Trichloroethylene fate and transport studies and biodegradation kinetics in the saturated zone

Permeable reactive barriers (PRB) are constructed from soil solid amendments to support the growth of bacteria that are capable of degrading organic contaminants. The objective of this study was to identify low-cost soil solid amendments that could retard the movement of trichloroethylene (TCE) while serving as long-lived carbon sources to foster its biodegradation in shallow groundwater through the use of a PRB. The natural amendments high in organic carbon content such as eucalyptus mulch, compost, wetland peat, organic humus were compared based on their geophysical characteristics, such as pHw, porosity and total organic carbon (TOC), and as well as TCE sorption potentials.

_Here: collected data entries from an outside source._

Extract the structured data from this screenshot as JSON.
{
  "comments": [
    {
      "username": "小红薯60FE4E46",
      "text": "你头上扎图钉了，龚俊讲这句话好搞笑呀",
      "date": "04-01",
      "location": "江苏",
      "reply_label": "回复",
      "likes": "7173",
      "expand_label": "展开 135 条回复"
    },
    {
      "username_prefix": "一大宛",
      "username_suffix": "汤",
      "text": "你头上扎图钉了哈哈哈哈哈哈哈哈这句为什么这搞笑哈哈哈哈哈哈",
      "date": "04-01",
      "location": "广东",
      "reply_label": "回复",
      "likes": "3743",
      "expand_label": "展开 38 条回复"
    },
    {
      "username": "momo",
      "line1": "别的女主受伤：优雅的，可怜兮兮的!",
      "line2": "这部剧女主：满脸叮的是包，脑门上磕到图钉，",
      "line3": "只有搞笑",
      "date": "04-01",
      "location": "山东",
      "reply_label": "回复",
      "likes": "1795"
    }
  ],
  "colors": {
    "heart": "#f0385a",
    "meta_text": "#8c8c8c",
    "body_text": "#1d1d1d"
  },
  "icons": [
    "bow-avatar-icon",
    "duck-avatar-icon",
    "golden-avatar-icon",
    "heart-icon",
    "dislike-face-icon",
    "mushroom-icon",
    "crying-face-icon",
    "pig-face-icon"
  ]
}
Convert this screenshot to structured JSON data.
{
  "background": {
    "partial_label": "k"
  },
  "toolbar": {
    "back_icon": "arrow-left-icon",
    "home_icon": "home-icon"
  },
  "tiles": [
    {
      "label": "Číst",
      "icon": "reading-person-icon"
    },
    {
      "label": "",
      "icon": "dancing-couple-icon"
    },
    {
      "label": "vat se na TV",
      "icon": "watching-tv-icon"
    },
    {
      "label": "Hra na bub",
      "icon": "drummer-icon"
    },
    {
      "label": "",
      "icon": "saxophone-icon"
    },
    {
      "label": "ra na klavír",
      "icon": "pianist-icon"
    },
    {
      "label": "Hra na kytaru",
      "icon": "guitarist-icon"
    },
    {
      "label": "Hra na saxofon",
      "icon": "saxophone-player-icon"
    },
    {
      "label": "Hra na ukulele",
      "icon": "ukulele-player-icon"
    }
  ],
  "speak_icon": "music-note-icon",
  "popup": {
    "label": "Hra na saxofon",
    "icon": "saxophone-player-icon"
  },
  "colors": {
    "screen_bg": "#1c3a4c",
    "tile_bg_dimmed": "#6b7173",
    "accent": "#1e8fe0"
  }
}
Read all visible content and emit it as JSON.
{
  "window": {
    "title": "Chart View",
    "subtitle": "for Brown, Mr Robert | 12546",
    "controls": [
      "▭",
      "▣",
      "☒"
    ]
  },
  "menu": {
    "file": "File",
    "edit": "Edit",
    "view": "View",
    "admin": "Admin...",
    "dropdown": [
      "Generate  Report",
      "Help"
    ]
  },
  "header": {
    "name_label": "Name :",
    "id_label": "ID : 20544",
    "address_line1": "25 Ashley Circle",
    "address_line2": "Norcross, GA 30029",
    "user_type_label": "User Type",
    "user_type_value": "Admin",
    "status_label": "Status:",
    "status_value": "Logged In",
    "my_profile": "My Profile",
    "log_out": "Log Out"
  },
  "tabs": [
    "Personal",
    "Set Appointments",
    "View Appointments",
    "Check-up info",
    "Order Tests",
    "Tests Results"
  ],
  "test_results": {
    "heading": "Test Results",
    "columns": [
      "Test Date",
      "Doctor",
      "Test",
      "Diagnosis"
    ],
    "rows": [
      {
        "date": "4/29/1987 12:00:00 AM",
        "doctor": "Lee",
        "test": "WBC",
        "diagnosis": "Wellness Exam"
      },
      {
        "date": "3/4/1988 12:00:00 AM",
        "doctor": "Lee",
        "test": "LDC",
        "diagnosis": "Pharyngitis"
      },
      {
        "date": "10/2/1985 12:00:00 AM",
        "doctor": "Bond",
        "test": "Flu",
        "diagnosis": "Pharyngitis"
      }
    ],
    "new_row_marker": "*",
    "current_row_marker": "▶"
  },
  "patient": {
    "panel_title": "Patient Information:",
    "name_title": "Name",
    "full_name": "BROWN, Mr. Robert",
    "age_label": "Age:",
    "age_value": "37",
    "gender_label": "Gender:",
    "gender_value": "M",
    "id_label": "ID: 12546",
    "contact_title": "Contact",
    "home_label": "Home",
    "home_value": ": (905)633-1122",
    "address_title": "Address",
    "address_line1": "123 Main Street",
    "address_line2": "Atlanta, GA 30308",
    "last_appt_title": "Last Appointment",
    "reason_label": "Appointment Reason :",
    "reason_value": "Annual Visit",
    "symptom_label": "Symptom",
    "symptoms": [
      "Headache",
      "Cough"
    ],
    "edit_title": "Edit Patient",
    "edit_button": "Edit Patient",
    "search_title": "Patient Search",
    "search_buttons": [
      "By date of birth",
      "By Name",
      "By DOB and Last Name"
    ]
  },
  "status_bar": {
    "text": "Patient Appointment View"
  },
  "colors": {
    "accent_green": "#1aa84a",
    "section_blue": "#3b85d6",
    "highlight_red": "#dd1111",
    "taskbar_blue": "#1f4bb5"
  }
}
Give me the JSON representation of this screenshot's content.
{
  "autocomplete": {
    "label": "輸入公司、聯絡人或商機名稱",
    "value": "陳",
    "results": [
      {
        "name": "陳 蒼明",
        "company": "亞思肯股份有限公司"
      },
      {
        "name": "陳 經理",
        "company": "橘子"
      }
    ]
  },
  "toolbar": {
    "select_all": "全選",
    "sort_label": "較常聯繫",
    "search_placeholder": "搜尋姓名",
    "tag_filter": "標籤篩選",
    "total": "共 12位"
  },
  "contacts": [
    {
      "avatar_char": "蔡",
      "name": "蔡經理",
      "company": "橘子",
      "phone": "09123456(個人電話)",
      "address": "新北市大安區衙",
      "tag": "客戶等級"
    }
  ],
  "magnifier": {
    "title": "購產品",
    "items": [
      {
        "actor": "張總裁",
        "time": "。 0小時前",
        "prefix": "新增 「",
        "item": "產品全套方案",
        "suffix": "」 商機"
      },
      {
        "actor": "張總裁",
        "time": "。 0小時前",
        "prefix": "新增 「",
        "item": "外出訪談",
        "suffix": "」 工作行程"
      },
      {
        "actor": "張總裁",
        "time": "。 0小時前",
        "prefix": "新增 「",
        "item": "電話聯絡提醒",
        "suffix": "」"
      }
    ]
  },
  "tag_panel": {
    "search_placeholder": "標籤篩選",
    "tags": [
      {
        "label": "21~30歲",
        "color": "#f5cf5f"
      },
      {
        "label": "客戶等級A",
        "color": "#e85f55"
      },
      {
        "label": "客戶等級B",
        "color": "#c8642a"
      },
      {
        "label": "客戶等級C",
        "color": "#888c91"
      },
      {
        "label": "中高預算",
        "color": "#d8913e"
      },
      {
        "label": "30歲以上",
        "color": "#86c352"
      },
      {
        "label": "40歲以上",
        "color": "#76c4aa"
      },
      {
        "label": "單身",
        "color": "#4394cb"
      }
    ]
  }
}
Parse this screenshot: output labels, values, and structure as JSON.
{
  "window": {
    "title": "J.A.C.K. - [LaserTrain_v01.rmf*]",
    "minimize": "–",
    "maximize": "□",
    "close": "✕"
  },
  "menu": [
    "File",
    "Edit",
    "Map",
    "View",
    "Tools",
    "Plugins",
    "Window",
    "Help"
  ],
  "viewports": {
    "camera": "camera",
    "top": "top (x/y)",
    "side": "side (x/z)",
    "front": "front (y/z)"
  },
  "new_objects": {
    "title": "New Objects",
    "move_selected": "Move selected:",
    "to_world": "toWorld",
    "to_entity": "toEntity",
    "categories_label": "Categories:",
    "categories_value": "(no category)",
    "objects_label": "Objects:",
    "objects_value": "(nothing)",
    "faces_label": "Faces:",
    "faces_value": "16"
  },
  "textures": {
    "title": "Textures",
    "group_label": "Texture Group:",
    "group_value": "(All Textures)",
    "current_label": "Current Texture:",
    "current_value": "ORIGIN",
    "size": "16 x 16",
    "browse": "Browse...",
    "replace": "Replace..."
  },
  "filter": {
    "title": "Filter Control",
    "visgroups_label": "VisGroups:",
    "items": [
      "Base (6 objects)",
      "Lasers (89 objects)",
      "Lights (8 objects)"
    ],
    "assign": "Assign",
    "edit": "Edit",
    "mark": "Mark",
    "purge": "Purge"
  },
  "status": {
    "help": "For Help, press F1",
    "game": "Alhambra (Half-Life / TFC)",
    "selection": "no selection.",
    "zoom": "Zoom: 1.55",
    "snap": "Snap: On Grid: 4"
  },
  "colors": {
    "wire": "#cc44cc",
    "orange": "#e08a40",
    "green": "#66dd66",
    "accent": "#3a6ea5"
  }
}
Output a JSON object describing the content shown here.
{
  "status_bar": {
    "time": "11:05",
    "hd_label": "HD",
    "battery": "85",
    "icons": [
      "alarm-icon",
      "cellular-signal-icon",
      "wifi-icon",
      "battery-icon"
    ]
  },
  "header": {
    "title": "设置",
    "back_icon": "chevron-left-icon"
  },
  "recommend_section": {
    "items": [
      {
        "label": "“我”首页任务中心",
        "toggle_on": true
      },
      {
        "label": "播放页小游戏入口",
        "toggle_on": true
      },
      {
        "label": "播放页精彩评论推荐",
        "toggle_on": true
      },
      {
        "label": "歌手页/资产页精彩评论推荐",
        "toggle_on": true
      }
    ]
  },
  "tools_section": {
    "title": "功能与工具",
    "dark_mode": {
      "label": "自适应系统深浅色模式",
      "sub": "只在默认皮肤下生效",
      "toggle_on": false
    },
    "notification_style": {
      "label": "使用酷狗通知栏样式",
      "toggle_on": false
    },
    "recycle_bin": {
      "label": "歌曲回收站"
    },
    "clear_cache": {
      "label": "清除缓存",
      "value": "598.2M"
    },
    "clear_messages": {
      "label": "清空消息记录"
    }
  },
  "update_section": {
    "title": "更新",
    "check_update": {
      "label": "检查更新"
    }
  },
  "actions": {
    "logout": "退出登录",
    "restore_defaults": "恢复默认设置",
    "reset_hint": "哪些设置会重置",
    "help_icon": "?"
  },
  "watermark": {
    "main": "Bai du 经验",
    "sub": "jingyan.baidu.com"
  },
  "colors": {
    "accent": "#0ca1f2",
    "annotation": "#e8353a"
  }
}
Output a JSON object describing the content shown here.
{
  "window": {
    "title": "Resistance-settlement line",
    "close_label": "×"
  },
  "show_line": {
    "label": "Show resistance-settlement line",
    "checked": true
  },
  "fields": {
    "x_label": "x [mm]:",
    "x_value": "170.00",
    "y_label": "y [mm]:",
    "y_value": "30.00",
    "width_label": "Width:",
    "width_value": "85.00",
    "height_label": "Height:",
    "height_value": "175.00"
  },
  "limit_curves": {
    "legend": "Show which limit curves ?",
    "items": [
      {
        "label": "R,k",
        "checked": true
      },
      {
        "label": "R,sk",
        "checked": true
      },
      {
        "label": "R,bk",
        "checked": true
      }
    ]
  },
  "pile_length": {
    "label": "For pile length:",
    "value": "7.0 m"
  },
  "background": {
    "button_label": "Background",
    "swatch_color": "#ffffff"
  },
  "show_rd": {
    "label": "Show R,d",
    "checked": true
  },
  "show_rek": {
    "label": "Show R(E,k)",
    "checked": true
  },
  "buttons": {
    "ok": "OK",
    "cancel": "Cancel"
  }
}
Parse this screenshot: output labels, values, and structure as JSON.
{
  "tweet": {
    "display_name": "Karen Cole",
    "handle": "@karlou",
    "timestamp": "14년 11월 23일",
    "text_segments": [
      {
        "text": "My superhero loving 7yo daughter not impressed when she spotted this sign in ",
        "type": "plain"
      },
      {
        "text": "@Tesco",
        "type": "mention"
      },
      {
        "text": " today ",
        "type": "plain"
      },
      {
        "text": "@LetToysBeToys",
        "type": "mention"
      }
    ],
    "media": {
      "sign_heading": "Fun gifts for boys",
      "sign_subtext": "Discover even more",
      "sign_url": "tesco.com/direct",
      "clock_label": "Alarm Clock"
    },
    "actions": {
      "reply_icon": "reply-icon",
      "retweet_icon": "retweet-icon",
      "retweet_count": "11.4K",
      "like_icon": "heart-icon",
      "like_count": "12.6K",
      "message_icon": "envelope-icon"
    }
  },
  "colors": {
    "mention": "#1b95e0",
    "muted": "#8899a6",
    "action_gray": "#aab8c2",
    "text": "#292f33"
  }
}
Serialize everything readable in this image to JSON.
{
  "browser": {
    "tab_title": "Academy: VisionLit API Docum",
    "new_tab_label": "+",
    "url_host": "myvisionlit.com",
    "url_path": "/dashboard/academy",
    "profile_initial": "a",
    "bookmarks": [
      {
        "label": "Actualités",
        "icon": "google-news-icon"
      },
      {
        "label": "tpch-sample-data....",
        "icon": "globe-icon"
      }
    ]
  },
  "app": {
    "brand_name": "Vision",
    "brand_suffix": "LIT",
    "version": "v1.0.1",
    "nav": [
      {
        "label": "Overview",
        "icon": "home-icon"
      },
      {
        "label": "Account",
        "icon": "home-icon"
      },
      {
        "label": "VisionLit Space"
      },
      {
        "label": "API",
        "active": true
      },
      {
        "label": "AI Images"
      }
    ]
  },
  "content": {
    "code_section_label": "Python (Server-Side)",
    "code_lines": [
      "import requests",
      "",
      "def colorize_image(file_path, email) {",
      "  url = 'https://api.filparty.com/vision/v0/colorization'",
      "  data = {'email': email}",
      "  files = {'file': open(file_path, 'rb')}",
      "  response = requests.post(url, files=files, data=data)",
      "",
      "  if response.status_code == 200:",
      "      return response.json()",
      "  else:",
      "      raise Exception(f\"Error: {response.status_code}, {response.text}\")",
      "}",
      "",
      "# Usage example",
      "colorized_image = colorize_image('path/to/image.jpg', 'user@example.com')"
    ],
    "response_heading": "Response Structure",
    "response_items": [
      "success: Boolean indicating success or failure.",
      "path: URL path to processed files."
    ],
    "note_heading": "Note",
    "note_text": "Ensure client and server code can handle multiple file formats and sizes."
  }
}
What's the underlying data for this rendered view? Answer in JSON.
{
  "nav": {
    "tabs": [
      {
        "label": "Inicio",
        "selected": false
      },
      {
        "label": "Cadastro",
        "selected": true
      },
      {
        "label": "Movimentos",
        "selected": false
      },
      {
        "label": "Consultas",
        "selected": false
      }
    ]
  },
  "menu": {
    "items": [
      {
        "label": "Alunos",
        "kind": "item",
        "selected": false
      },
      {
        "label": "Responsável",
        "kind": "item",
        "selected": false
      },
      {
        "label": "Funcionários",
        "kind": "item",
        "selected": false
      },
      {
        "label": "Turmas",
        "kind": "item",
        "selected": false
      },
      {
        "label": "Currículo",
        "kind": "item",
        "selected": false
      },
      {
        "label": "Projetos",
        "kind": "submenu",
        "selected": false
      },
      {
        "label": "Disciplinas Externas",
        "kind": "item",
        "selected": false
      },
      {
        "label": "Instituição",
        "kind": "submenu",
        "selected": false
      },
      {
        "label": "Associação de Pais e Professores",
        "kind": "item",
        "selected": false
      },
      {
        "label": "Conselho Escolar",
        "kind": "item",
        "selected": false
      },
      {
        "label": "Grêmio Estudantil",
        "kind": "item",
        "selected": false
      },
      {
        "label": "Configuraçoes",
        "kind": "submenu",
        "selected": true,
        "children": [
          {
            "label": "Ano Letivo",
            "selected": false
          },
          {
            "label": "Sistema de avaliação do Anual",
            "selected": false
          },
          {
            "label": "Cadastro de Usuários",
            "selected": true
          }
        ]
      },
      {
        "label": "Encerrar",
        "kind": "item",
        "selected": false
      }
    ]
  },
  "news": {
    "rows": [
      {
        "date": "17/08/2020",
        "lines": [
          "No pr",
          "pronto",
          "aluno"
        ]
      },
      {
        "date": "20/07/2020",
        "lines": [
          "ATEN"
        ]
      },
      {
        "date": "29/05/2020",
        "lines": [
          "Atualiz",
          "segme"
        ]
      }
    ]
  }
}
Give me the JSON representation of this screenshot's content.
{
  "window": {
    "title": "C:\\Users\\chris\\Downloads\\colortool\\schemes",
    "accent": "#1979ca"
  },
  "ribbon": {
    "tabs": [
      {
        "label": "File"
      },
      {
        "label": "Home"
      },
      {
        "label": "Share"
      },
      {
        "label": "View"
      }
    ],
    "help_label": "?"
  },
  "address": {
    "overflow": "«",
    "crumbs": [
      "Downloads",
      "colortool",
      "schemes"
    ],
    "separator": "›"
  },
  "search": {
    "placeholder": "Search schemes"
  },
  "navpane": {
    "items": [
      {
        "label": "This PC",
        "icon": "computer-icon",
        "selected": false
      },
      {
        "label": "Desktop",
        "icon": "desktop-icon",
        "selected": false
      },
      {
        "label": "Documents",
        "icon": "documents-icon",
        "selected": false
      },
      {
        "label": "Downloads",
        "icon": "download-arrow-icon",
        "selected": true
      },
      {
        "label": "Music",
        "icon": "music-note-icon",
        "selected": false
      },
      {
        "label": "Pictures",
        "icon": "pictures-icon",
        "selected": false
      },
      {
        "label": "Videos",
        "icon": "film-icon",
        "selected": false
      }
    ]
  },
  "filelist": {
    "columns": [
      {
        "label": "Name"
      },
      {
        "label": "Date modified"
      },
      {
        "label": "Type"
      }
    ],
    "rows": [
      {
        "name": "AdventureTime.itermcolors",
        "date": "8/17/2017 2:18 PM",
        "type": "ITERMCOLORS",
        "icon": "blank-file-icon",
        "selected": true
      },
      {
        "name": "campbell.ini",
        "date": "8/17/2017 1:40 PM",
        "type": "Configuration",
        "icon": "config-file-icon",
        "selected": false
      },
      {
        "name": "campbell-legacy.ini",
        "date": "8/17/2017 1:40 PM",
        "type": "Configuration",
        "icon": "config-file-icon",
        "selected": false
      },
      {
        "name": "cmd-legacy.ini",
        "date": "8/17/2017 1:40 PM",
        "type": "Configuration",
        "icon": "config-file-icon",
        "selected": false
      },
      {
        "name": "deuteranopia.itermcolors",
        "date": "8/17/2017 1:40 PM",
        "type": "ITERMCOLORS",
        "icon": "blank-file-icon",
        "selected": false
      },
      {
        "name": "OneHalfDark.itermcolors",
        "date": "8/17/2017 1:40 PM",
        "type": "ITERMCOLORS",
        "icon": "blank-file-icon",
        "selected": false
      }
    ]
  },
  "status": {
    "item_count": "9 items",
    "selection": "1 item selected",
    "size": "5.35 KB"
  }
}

The pHw values were within neutral range except for pine bark mulch and wetland peat. All other geophysical characteristics of the amendments showed suitability for use in a PRB. While the Freundlich model showed better fit for compost and pine bark mulch, the linear sorption model was adequate for eucalyptus mulch, wetland peat and Everglades muck within the concentration range studied (0.2-0.8 mg/L TCE). According to these results, two composts and eucalyptus mulch were selected for laboratory column experiments to evaluate their effectiveness at creating and maintaining conditions suitable for TCE anaerobic dechlorination. The columns were monitored for pH, ORP, TCE degradation, longevity of nutrients and soluble TOC to support TCE dechlorination. Native bacteria in the columns had the ability to convert TCE to DCEs; however, the inoculation with the TCE-degrading culture greatly increased the rate of biodegradation. This caused a significant increase in by-product concentration, mostly in the form of DCEs and VC followed by a slow degradation to ethylene. Of the tested amendments eucalyptus mulch was the most effective at supporting the TCE dechlorination. The experimental results of TCE sequential dechlorination took place in eucalyptus mulch and commercial compost from Savannah River Site columns were then simulated using the Hydrus-1D model. The simulations showed good fit with the experimental data. The results suggested that sorption and degradation were the dominant fate and transport mechanisms for TCE and DCEs in the column, supporting the use of these amendments in a permeable reactive barrier to remediate the TCE.